I hadn’t encountered Oakville Ranch before, though their label seemed fairly reminiscent of 365, the house organic label Whole Foods sponsors. Their 2005 Napa Valley Robert’s Blend, a Cabernet Franc, however, tasted anything but ordinary. And I suppose the rather bland façade of its building had discouraged me in the past from visiting the generically-named Napa Wine Company, a custom crush facility I now recognize as home to numerous of the Valley’s elite brands, as well as their own label, under which they produced a superb 2005 Cabernet Sauvignon Yount Mill Vineyards (the Pelissa family’s holdings of 635 organically-famed acres in Yountville and Oakville AVAs).
Now I have tried Spottswoode’s storied Cabernets on enough occasions to get the spelling of their name correct on first pass, but this afternoon was my introduction to their 2009 Sauvignon Blanc, as well as their second label, the 2007 Lyndenhurst Cabernet Sauvignon. I was also delighted to have a chance to taste the 2006 Cask Cabernet from Rubicon Estate, a much-heralded wine I had missed at last week’s A Day in the Dust. Similarly, this previous tasting had not included host Frog’s Leap’s 2008 Sauvignon Blanc nor their rich 2007 Zinfandel, both welcome additions to my tasting notes.
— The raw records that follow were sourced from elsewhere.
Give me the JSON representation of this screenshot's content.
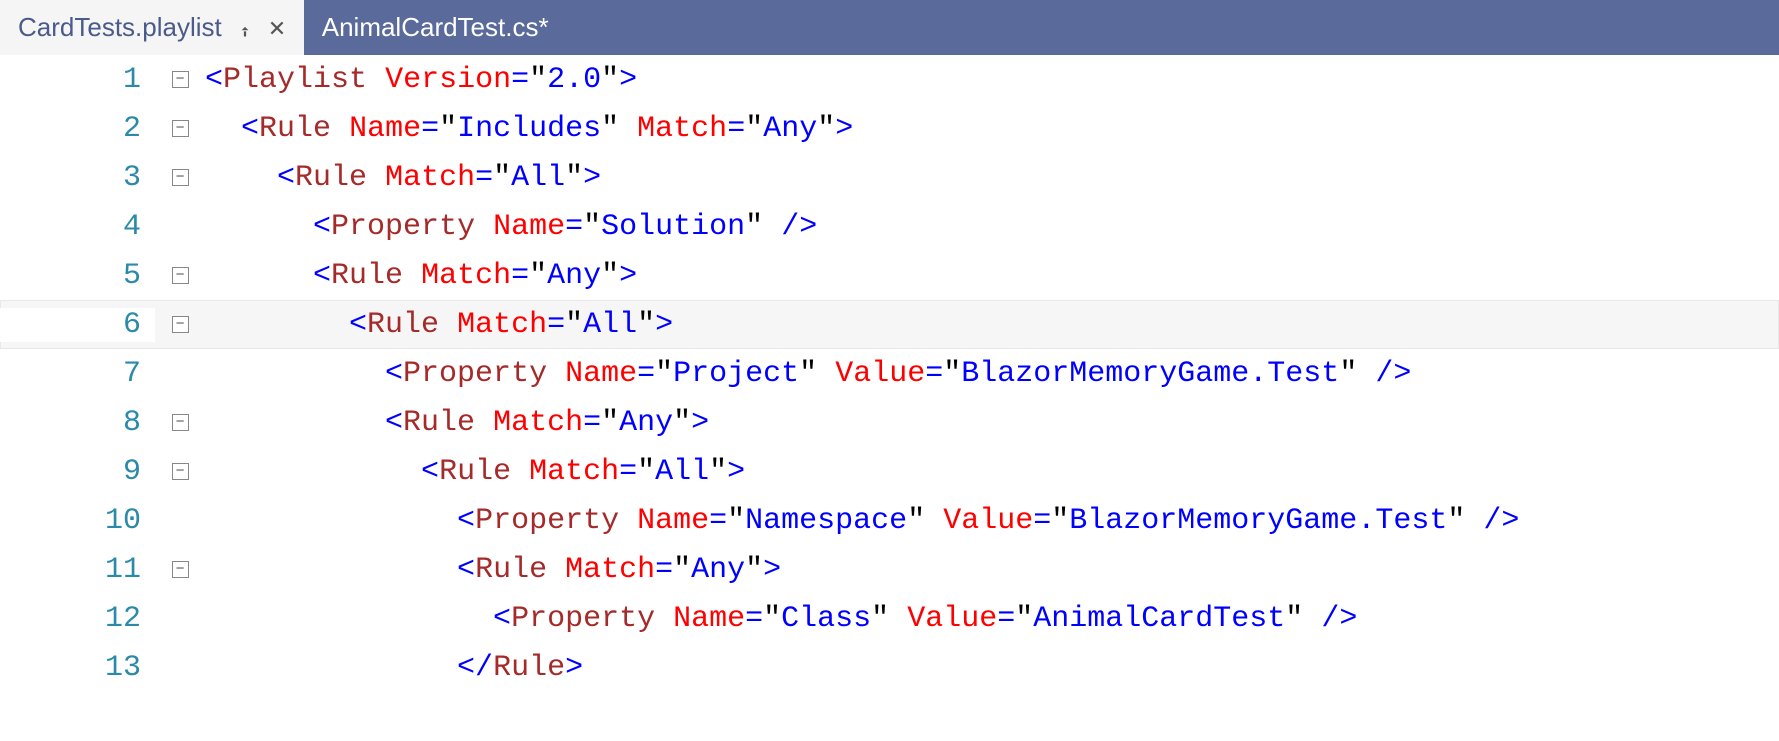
{
  "tabs": [
    {
      "label": "CardTests.playlist",
      "active": true,
      "pinned": true,
      "closable": true
    },
    {
      "label": "AnimalCardTest.cs*",
      "active": false
    }
  ],
  "code": {
    "lines": [
      {
        "num": "1",
        "fold": "minus",
        "indent": 0,
        "tokens": [
          {
            "c": "blue",
            "t": "<"
          },
          {
            "c": "maroon",
            "t": "Playlist"
          },
          {
            "c": "blue",
            "t": " "
          },
          {
            "c": "red",
            "t": "Version"
          },
          {
            "c": "blue",
            "t": "="
          },
          {
            "c": "black",
            "t": "\""
          },
          {
            "c": "blue",
            "t": "2.0"
          },
          {
            "c": "black",
            "t": "\""
          },
          {
            "c": "blue",
            "t": ">"
          }
        ]
      },
      {
        "num": "2",
        "fold": "minus",
        "indent": 1,
        "tokens": [
          {
            "c": "blue",
            "t": "<"
          },
          {
            "c": "maroon",
            "t": "Rule"
          },
          {
            "c": "blue",
            "t": " "
          },
          {
            "c": "red",
            "t": "Name"
          },
          {
            "c": "blue",
            "t": "="
          },
          {
            "c": "black",
            "t": "\""
          },
          {
            "c": "blue",
            "t": "Includes"
          },
          {
            "c": "black",
            "t": "\""
          },
          {
            "c": "blue",
            "t": " "
          },
          {
            "c": "red",
            "t": "Match"
          },
          {
            "c": "blue",
            "t": "="
          },
          {
            "c": "black",
            "t": "\""
          },
          {
            "c": "blue",
            "t": "Any"
          },
          {
            "c": "black",
            "t": "\""
          },
          {
            "c": "blue",
            "t": ">"
          }
        ]
      },
      {
        "num": "3",
        "fold": "minus",
        "indent": 2,
        "tokens": [
          {
            "c": "blue",
            "t": "<"
          },
          {
            "c": "maroon",
            "t": "Rule"
          },
          {
            "c": "blue",
            "t": " "
          },
          {
            "c": "red",
            "t": "Match"
          },
          {
            "c": "blue",
            "t": "="
          },
          {
            "c": "black",
            "t": "\""
          },
          {
            "c": "blue",
            "t": "All"
          },
          {
            "c": "black",
            "t": "\""
          },
          {
            "c": "blue",
            "t": ">"
          }
        ]
      },
      {
        "num": "4",
        "fold": "line",
        "indent": 3,
        "tokens": [
          {
            "c": "blue",
            "t": "<"
          },
          {
            "c": "maroon",
            "t": "Property"
          },
          {
            "c": "blue",
            "t": " "
          },
          {
            "c": "red",
            "t": "Name"
          },
          {
            "c": "blue",
            "t": "="
          },
          {
            "c": "black",
            "t": "\""
          },
          {
            "c": "blue",
            "t": "Solution"
          },
          {
            "c": "black",
            "t": "\""
          },
          {
            "c": "blue",
            "t": " />"
          }
        ]
      },
      {
        "num": "5",
        "fold": "minus",
        "indent": 3,
        "tokens": [
          {
            "c": "blue",
            "t": "<"
          },
          {
            "c": "maroon",
            "t": "Rule"
          },
          {
            "c": "blue",
            "t": " "
          },
          {
            "c": "red",
            "t": "Match"
          },
          {
            "c": "blue",
            "t": "="
          },
          {
            "c": "black",
            "t": "\""
          },
          {
            "c": "blue",
            "t": "Any"
          },
          {
            "c": "black",
            "t": "\""
          },
          {
            "c": "blue",
            "t": ">"
          }
        ]
      },
      {
        "num": "6",
        "fold": "minus",
        "indent": 4,
        "current": true,
        "tokens": [
          {
            "c": "blue",
            "t": "<"
          },
          {
            "c": "maroon",
            "t": "Rule"
          },
          {
            "c": "blue",
            "t": " "
          },
          {
            "c": "red",
            "t": "Match"
          },
          {
            "c": "blue",
            "t": "="
          },
          {
            "c": "black",
            "t": "\""
          },
          {
            "c": "blue",
            "t": "All"
          },
          {
            "c": "black",
            "t": "\""
          },
          {
            "c": "blue",
            "t": ">"
          }
        ]
      },
      {
        "num": "7",
        "fold": "line",
        "indent": 5,
        "tokens": [
          {
            "c": "blue",
            "t": "<"
          },
          {
            "c": "maroon",
            "t": "Property"
          },
          {
            "c": "blue",
            "t": " "
          },
          {
            "c": "red",
            "t": "Name"
          },
          {
            "c": "blue",
            "t": "="
          },
          {
            "c": "black",
            "t": "\""
          },
          {
            "c": "blue",
            "t": "Project"
          },
          {
            "c": "black",
            "t": "\""
          },
          {
            "c": "blue",
            "t": " "
          },
          {
            "c": "red",
            "t": "Value"
          },
          {
            "c": "blue",
            "t": "="
          },
          {
            "c": "black",
            "t": "\""
          },
          {
            "c": "blue",
            "t": "BlazorMemoryGame.Test"
          },
          {
            "c": "black",
            "t": "\""
          },
          {
            "c": "blue",
            "t": " />"
          }
        ]
      },
      {
        "num": "8",
        "fold": "minus",
        "indent": 5,
        "tokens": [
          {
            "c": "blue",
            "t": "<"
          },
          {
            "c": "maroon",
            "t": "Rule"
          },
          {
            "c": "blue",
            "t": " "
          },
          {
            "c": "red",
            "t": "Match"
          },
          {
            "c": "blue",
            "t": "="
          },
          {
            "c": "black",
            "t": "\""
          },
          {
            "c": "blue",
            "t": "Any"
          },
          {
            "c": "black",
            "t": "\""
          },
          {
            "c": "blue",
            "t": ">"
          }
        ]
      },
      {
        "num": "9",
        "fold": "minus",
        "indent": 6,
        "tokens": [
          {
            "c": "blue",
            "t": "<"
          },
          {
            "c": "maroon",
            "t": "Rule"
          },
          {
            "c": "blue",
            "t": " "
          },
          {
            "c": "red",
            "t": "Match"
          },
          {
            "c": "blue",
            "t": "="
          },
          {
            "c": "black",
            "t": "\""
          },
          {
            "c": "blue",
            "t": "All"
          },
          {
            "c": "black",
            "t": "\""
          },
          {
            "c": "blue",
            "t": ">"
          }
        ]
      },
      {
        "num": "10",
        "fold": "line",
        "indent": 7,
        "tokens": [
          {
            "c": "blue",
            "t": "<"
          },
          {
            "c": "maroon",
            "t": "Property"
          },
          {
            "c": "blue",
            "t": " "
          },
          {
            "c": "red",
            "t": "Name"
          },
          {
            "c": "blue",
            "t": "="
          },
          {
            "c": "black",
            "t": "\""
          },
          {
            "c": "blue",
            "t": "Namespace"
          },
          {
            "c": "black",
            "t": "\""
          },
          {
            "c": "blue",
            "t": " "
          },
          {
            "c": "red",
            "t": "Value"
          },
          {
            "c": "blue",
            "t": "="
          },
          {
            "c": "black",
            "t": "\""
          },
          {
            "c": "blue",
            "t": "BlazorMemoryGame.Test"
          },
          {
            "c": "black",
            "t": "\""
          },
          {
            "c": "blue",
            "t": " />"
          }
        ]
      },
      {
        "num": "11",
        "fold": "minus",
        "indent": 7,
        "tokens": [
          {
            "c": "blue",
            "t": "<"
          },
          {
            "c": "maroon",
            "t": "Rule"
          },
          {
            "c": "blue",
            "t": " "
          },
          {
            "c": "red",
            "t": "Match"
          },
          {
            "c": "blue",
            "t": "="
          },
          {
            "c": "black",
            "t": "\""
          },
          {
            "c": "blue",
            "t": "Any"
          },
          {
            "c": "black",
            "t": "\""
          },
          {
            "c": "blue",
            "t": ">"
          }
        ]
      },
      {
        "num": "12",
        "fold": "line",
        "indent": 8,
        "tokens": [
          {
            "c": "blue",
            "t": "<"
          },
          {
            "c": "maroon",
            "t": "Property"
          },
          {
            "c": "blue",
            "t": " "
          },
          {
            "c": "red",
            "t": "Name"
          },
          {
            "c": "blue",
            "t": "="
          },
          {
            "c": "black",
            "t": "\""
          },
          {
            "c": "blue",
            "t": "Class"
          },
          {
            "c": "black",
            "t": "\""
          },
          {
            "c": "blue",
            "t": " "
          },
          {
            "c": "red",
            "t": "Value"
          },
          {
            "c": "blue",
            "t": "="
          },
          {
            "c": "black",
            "t": "\""
          },
          {
            "c": "blue",
            "t": "AnimalCardTest"
          },
          {
            "c": "black",
            "t": "\""
          },
          {
            "c": "blue",
            "t": " />"
          }
        ]
      },
      {
        "num": "13",
        "fold": "line",
        "indent": 7,
        "tokens": [
          {
            "c": "blue",
            "t": "</"
          },
          {
            "c": "maroon",
            "t": "Rule"
          },
          {
            "c": "blue",
            "t": ">"
          }
        ]
      }
    ]
  }
}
I’ve often cited the scarcity of Pinot on this side of the Napa-Sonoma line, the cross-county Carneros AVA being the exception. ZD Wines fully exploits this potential with both their 2008 Pinot Noir Carneros and the truly superb 2008 Founder’s Reserve Pinot Noir. Meanwhile, rounding out the afternoon’s selections, Rocca Family Vineyards first impressed me with both their 2006 Cabernet Sauvignon and their 2006 Syrah, but flat-out wowed me with their proprietary 2007 Bad Boy, a Meritage composed of 40% Cabernet Sauvignon, 33% Cabernet Franc, 17% Merlot, and 10% Petit Verdot.
Although the conference resumed on the following day, I drew my visit to a close at this point. The remaining symposia covered far more of the finer points of organic wine growing, but I had already absorbed the gist of this event. Obviously, the pivotal role Napa plays will resonate throughout the entire West Coast wine industry as it inexorably moves toward a complete organic standard for its grapes, a situation neither I nor anyone involved in wine during the 1980s could have ever envisioned. Surely, there remains a great deal of fine-tuning before the most efficient organic practices can be standardized, and while the initial costs of converting from conventional farming will still take a slight toll, the overall benefits of this methodology, both economic and environmental, cannot be denied.
Moreover, organic farming underscores the need to consider not only the ramifications for owns own crop or vineyard, but the overall responsibility one shares with the entire region and ecosystem. As Ellen Ingham pointed out, an increase of just 2% of the organic composition of the soils in our state would entirely mitigate carbon pollution in California. And there are even ingenious solutions to situations that strictly organic practices might not be able to address on their own
In the midst of his remarks, Dave Whitmer noted that over breeding grounds green waste provides for the European Grapevine Moth.green waste of all types is of great concern. Though alcohol in the pomace from fermented red grapes remains lethal to the infantile stages of this pest, the pre-fermented pomace from white and rosé winemaking and all leaves, stems andother waste remains a potent carrier that can spread the infestation. Sostevinobile, of course, sees great opportunity in this situation. “If unfermented pomace is a problem,” I told him. “Che facciano la grappa!”
Actually, I said “Let them make grappa.” It just that expressions always sound better in Italian than in English. *Or than in French.